FC: flower color [(white (W) and purple (P)]; PC: pubescence color [(brown (B) and gray (G)]; GH: growth habit: [determinate (D), seml-determlnate (SD), and Indeterminate (I)]; DF: days to flowering; DM: days to physiological maturity; H: average plant height at maturity; NN: average number of nodes.
The subsequent evaluation of these lines in MET should guarantee the genotype-by-environment interaction (GxE) assessment to select the future phenotypically stable variety or varieties with a higher genetic potential to be cultivated in Oxisols of the Orinoquia region.

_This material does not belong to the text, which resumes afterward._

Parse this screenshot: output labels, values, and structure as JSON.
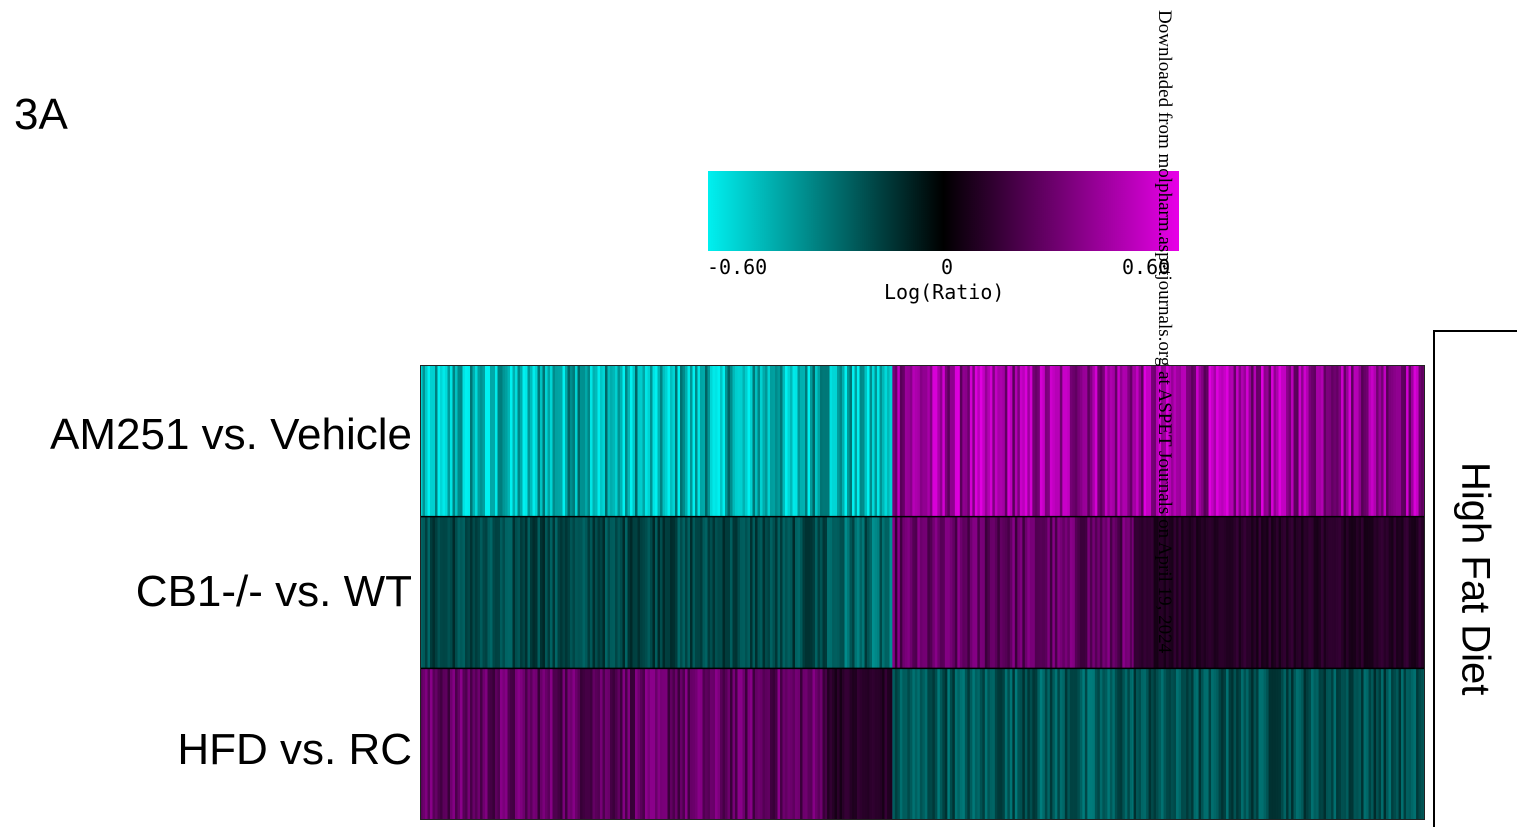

However, although there was broad variability in the population of soybean lines/varieties under study, the genetic base of the genetic breeding program remains narrow. Access to foreign germ-plasm and the implementation of moderate genotyping and high-performance phenotyping tools are necessary to accelerate the genetic gain of future cultivars for current and potential areas of Colombia through genomic selection.
Conclusions
The application of mixed models using the REML/BLUP procedure allowed the generation of a standardized predictor (BLUPe) useful for the effective classification and selection of potential lines or varieties due to the high genetic merit obtained. With a heritability of 84.7% for GY and a selection pressure of 10%, six lines with positive BLUPe values ≥ 2.52 and grain yields higher than 3,519 kg ha-1 were identified: L-019, L-041, L-104, L-149, L-201, and L-202. These lines have an intermediate period to physiological maturation of 88-105 d after emergence, uniform drying, and good grain quality. These lines will be subjected to multi-environment yield trials to determine their phenotypic stability and select the line or lines with the highest genetic potential for ICA registration as a variety or varieties for the Colombian Orinoco.